Cisco Systems Inc. (NASDAQ: CSCO) will report its fiscal second-quarter earnings Wednesday after the markets close. Thomson Reuters has consensus estimates of $0.51 in earnings per share (EPS) and $11.8 billion in revenue. In the same period of the previous year, the company posted $0.47 in EPS and $11.16 billion in revenue.
In 2014, technology companies were the largest downsizers, with several long-time stalwarts leading the way. Hewlett-Packard, Microsoft and Cisco announced the most job cuts, not only among tech companies, but also overall. The industry as a whole announced more than 58,000 job cuts in 2014, the highest number among all industries.

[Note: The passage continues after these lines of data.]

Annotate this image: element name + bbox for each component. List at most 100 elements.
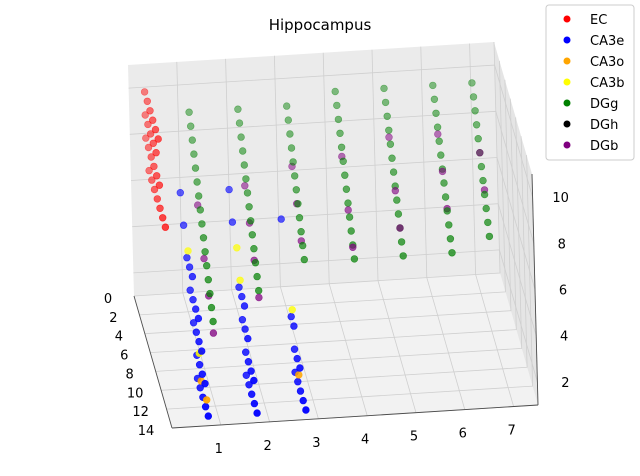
- point-dgg: [389, 168, 398, 176]
- point-dgg: [204, 276, 213, 284]
- point-dgg: [198, 220, 206, 228]
- point-ca3e: [293, 354, 301, 363]
- point-ca3e: [238, 316, 247, 324]
- y-axis-line: [133, 295, 173, 429]
- point-ca3e: [198, 370, 207, 378]
- point-dgb: [209, 329, 218, 337]
- legend-marker-dgg: [563, 99, 571, 107]
- point-dgg: [341, 171, 349, 179]
- point-dgg: [469, 93, 478, 101]
- point-dgb: [391, 187, 399, 195]
- point-dgb: [344, 206, 352, 214]
- point-ec: [143, 97, 152, 106]
- legend-label-ec: EC: [590, 13, 607, 28]
- floor-pane: [134, 273, 538, 428]
- point-ca3e: [287, 312, 295, 321]
- point-ca3e: [242, 348, 250, 356]
- point-dgg: [477, 162, 486, 171]
- point-ca3e: [201, 379, 209, 388]
- point-dgg: [245, 203, 253, 211]
- axes-lines: [133, 173, 539, 429]
- point-dgg: [344, 199, 352, 207]
- point-dgg: [385, 126, 393, 135]
- z-tick-label: 4: [560, 330, 568, 345]
- point-ca3e: [228, 218, 237, 226]
- point-dgg: [383, 112, 391, 121]
- point-dgg: [297, 228, 305, 236]
- point-dgg: [295, 214, 304, 222]
- point-ec: [156, 204, 164, 213]
- legend-marker-ca3b: [563, 78, 571, 86]
- point-dgg: [283, 102, 291, 110]
- point-dgg: [286, 130, 294, 138]
- legend-marker-dgb: [563, 141, 571, 149]
- point-ca3e: [179, 221, 188, 229]
- point-dgg: [201, 248, 209, 256]
- point-dgg: [247, 217, 255, 225]
- point-ca3e: [183, 254, 191, 262]
- point-ca3e: [194, 314, 203, 323]
- point-dgg: [388, 154, 396, 162]
- y-tick-label: 8: [126, 367, 134, 382]
- point-ec: [146, 107, 154, 115]
- data-points: [140, 79, 494, 420]
- point-dgg: [435, 137, 443, 145]
- point-dgg: [287, 144, 296, 152]
- y-tick-label: 0: [104, 292, 112, 307]
- legend-marker-ec: [563, 15, 571, 23]
- point-dgg: [472, 121, 481, 129]
- point-dgg: [347, 227, 355, 235]
- point-ca3e: [195, 361, 204, 369]
- point-ec: [154, 135, 162, 143]
- point-ec: [145, 166, 153, 175]
- point-dgb: [200, 254, 208, 263]
- y-tick-label: 10: [127, 386, 144, 401]
- point-dgg: [432, 109, 440, 118]
- point-ec: [159, 214, 167, 222]
- point-ca3e: [204, 412, 213, 420]
- point-ec: [150, 185, 159, 194]
- legend-label-dgg: DGg: [590, 97, 618, 112]
- point-ca3e: [250, 399, 259, 408]
- point-ca3e: [302, 406, 310, 414]
- point-dgg: [240, 161, 249, 169]
- point-ca3e: [176, 189, 185, 197]
- point-dgg: [248, 231, 257, 239]
- point-ca3e: [242, 371, 251, 379]
- point-dgg: [429, 81, 437, 90]
- x-axis-line: [171, 404, 539, 429]
- point-dgg: [345, 213, 354, 221]
- point-dgg: [443, 207, 451, 215]
- chart-title: Hippocampus: [269, 16, 372, 34]
- point-ec: [152, 149, 160, 157]
- point-ca3e: [195, 337, 203, 346]
- point-dgg: [207, 303, 216, 312]
- point-ec: [155, 181, 164, 189]
- point-ec: [142, 134, 150, 142]
- point-dgg: [199, 234, 208, 242]
- point-dgg: [206, 289, 214, 298]
- point-dgg: [430, 95, 439, 104]
- legend-label-dgh: DGh: [590, 118, 618, 133]
- z-tick-label: 8: [558, 237, 566, 252]
- z-gridline: [129, 110, 535, 244]
- point-dgg: [193, 178, 201, 186]
- point-dgg: [190, 150, 198, 158]
- point-dgg: [291, 172, 299, 180]
- point-ca3o: [295, 371, 303, 379]
- point-ca3e: [296, 387, 305, 395]
- point-dgg: [471, 107, 479, 115]
- point-ec: [148, 176, 156, 184]
- point-ca3e: [225, 185, 233, 194]
- point-ca3e: [245, 381, 253, 389]
- x-tick-label: 5: [410, 430, 418, 445]
- point-dgg: [195, 192, 203, 200]
- point-dgb: [476, 149, 484, 157]
- point-ca3e: [240, 302, 249, 310]
- point-ca3e: [290, 322, 298, 330]
- point-ca3e: [238, 292, 246, 301]
- point-ca3e: [244, 334, 252, 343]
- point-dgg: [185, 108, 193, 116]
- x-tick-label: 1: [215, 442, 223, 457]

Currently, Cisco trades around 12 times its forward price-to-earnings (P/E) ratio. The networking giant also seems to have fought through numerous headwinds, including up and down demand from telecom carriers, weakness in emerging markets and threats to its very lucrative switching business, all of which the analysts feel are going away. Cisco also stands to benefit from a better corporate spending environment in Europe, as well as continued growth at home.
So far in February, Cisco has received couple key analyst calls. Deutsche Bank reiterated a rating of Buy with a price target of $32, implying an upside of 16% from Tuesday’s close $27.49. Oppenheimer had an Outperform rating for Cisco and lifted its price target to $29 from $27, implying an upside of 5.5%.
Cisco’s 50-day moving average is currently at $27.37. Shares of Cisco crossed under the moving average in late January and have continued to test it since. The 200-day moving average is immaterial at $25.19.
Options traders appear to be braced for Cisco to move roughly $1.00 in either direction, based on the speculative contracts.
Shares of Cisco were down 0.5% at $27.36 in the first half of Wednesday’s trading day. The stock has a consensus analyst price target of $28.63 and a 52-week trading range of $21.27 to $28.70.